Another retrieved post – thanks Christina.

An excellent article from The EconomistEl Niño Effects and changes in the sun’s intensity are likely to make 2010 the hottest year since the previous record in 1998 (Chart 1).  There remain uncertainties however.

 

On average things got hotter in the 2000s although no record highest temperature was hit.  This can occur since heat can be stored in such things as the oceans and not show up immediately on meteorologists’ thermometers. Now however the tropical Pacific is dumping heat via a strong heating El Niño of the type associated with the 1998 record. In 2007 and 2008 a cooling La Niña explained why these years were not record highs.  In addition the sun’s brightness – which fluctuates a little over an 11-year cycle - it should begin to brighten over the next 12 months.

The British Met Office’s made these forecasts using the Decadal Prediction System (DePreSys) - an attempt to account for GGE-induced climate change effects accounting for these background effects at any time.
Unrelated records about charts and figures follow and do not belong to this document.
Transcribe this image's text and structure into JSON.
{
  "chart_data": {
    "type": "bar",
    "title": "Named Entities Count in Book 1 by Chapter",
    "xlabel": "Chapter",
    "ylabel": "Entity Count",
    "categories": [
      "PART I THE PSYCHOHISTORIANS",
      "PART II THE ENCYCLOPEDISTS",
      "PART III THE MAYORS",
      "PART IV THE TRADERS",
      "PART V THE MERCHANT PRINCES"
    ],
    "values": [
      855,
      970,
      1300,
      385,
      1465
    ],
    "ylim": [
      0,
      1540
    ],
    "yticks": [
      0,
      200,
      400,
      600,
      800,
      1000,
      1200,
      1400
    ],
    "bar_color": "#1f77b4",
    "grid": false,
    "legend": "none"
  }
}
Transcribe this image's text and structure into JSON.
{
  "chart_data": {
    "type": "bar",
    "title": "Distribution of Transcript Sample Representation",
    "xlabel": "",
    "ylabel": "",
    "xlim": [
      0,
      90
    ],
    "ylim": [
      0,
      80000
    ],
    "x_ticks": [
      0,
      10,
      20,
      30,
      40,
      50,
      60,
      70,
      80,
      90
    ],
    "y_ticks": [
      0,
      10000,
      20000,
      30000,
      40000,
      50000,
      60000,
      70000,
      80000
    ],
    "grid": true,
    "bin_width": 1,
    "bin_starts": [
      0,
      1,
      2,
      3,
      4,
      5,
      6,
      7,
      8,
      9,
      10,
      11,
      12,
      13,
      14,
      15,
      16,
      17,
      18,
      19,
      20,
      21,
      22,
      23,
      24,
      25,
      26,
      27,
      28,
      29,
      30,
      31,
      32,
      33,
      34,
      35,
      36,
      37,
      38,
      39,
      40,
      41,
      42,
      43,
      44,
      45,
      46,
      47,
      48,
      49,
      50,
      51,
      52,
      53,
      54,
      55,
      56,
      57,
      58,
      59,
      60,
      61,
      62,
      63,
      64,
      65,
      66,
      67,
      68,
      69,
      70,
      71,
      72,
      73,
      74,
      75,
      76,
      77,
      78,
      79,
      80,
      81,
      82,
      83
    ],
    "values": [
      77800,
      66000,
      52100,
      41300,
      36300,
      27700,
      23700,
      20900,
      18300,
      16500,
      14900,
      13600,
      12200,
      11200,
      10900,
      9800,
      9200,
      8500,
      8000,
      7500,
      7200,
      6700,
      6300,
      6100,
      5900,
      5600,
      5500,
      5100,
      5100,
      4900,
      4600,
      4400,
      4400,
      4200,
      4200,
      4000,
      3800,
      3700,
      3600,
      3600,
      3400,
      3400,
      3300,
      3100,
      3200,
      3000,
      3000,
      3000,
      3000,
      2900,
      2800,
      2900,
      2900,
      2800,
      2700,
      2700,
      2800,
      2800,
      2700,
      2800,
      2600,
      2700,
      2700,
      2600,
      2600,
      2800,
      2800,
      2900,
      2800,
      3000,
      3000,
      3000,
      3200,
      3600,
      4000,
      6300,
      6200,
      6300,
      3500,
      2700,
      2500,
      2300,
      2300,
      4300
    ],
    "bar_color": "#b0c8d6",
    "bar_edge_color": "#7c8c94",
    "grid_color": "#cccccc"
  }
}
In 2007 DePreSys predicted a few more years which would set no records followed by a temperature rise with odds of 5 to 1.  Thus climate variability can be accounted for. Kevin Trenberth of America’s National Centre for Atmospheric Research wants to better understand in detail the natural variability seen since 1998.   Trenberth believes it should be possible to identify where energy gets ‘hidden’ from climatologists and that this knowledge should improve forecasts of consequences of GGE accumulations.

 From 1998 to 2003 much energy was mopped up by the oceans (see chart 2) producing a rise in sea level which matches (once effects of melting glaciers and ice sheets are accounted for) the expansion of the water in the oceans caused by this heating. Until the mid-2000s, these sums balance.  After this, however, the role of runoff increases, meaning the fraction attributable to expansion, and thus the amount of heat taken up by the sea falls and chart 2 levels out. It cannot be reflected back into space by changes in cloud cover because satellite data suggests earth  absorbed more energy and reflected  less over the past few years. The first law of thermodynamics says that energy cannot be created or destroyed so energy  the sun delivers to earth must equal to that reflected back into space + that re-emitted as infra-red radiation + that stored in the atmosphere, the oceans or on land.

Future measurements should restore this understanding of energy balances and allow better climate predictions.